Using a hand signal along with eye contact with another driver or pedestrian is very effective. A cab-driver friend of mine would not only use a hand signal when leaving the curb, but vault his torso out the driver window as he made eye contact with the approaching traffic, with the intention of getting them to allow him into the immediate travelled lane. There is no need to be so demonstrative. I have got the same polite accommodation from other drivers with simple eye contact.

Many drivers use a wave of the hand to direct activity at an intersection or in a parking lot. They are usually giving the right-of way to another. The right-of-way should only be given, not taken.

Drivers parked at the side of the road will often gesture to those following to pass by waving them on.

Pedestrians who want to cross the road at a crosswalk can help themselves and drivers by giving a hand signal. An extended pedestrian’s arm in the direction of intended travel is welcomed by drivers. When this action is combined with eye contact, it makes a world of difference to pedestrian-driver communication.

I like it when motorcycle riders use hand signals. Electric signals on most bikes do not cancel automatically. They are often flashing long after a turn or lane change is completed, giving the wrong information to vehicular and pedestrian traffic alike. Motorcycle signals are small and difficult to see in the bright sunlight. Good riders always use a hand signal for additional safety.

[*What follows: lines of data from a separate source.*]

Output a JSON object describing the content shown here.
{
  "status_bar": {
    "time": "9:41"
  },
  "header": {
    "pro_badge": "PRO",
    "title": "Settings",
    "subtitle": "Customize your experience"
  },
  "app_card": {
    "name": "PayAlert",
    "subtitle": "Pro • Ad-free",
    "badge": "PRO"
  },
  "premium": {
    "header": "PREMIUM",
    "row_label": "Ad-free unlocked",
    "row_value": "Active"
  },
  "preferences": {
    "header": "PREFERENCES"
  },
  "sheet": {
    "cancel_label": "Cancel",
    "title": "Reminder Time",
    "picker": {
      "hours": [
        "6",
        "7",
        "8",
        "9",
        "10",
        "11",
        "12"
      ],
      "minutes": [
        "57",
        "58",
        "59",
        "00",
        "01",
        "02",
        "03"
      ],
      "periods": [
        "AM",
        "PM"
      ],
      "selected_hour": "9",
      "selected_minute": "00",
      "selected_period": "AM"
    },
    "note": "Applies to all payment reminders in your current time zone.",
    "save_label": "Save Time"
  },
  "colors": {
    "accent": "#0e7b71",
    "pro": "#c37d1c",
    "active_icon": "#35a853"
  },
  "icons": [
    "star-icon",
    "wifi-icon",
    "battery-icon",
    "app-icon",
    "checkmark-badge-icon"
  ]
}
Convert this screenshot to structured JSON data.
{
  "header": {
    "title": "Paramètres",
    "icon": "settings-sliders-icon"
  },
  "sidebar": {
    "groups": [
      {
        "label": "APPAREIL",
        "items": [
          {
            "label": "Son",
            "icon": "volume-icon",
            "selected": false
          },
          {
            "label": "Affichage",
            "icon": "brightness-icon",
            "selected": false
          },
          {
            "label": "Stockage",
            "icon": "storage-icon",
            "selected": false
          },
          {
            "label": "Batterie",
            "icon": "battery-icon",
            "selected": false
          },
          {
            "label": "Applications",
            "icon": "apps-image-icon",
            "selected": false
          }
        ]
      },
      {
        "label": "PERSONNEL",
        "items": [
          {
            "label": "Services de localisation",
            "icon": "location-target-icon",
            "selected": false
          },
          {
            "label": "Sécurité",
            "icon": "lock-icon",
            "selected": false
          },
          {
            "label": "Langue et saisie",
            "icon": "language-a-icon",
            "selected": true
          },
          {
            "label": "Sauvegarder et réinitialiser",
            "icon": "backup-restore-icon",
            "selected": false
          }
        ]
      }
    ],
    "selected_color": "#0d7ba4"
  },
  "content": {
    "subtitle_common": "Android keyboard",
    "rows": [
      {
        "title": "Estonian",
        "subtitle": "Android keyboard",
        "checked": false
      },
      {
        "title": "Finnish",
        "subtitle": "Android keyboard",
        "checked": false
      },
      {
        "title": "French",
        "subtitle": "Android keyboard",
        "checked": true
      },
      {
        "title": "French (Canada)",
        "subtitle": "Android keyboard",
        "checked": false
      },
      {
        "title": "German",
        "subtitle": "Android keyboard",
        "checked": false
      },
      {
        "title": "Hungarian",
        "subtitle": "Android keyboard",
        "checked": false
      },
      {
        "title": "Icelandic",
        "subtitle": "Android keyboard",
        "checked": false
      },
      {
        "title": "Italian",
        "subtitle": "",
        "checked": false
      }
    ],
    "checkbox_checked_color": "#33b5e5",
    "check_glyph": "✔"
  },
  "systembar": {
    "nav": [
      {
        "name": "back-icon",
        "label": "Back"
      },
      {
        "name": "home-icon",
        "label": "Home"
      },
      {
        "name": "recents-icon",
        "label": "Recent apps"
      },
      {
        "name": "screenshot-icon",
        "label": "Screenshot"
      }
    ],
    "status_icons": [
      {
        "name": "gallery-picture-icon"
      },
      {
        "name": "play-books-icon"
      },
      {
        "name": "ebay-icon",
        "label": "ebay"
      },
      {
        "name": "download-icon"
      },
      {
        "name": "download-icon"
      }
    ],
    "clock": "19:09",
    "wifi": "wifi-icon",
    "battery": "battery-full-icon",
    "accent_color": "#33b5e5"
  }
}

Hand gestures directed toward another driver to insult, threaten or intimidate are best ignored. Responding to such actions is juvenile and unproductive.

A smile and effective use of hand signals will get positive results. Try it — you’ll like it.

Steve Wallace is the owner of Wallace Driving School on Vancouver Island and in the Central Interior of B.C. He is the former Western Canadian vice-president of the Driving Schools Association of the Americas and a registered B.C. teacher.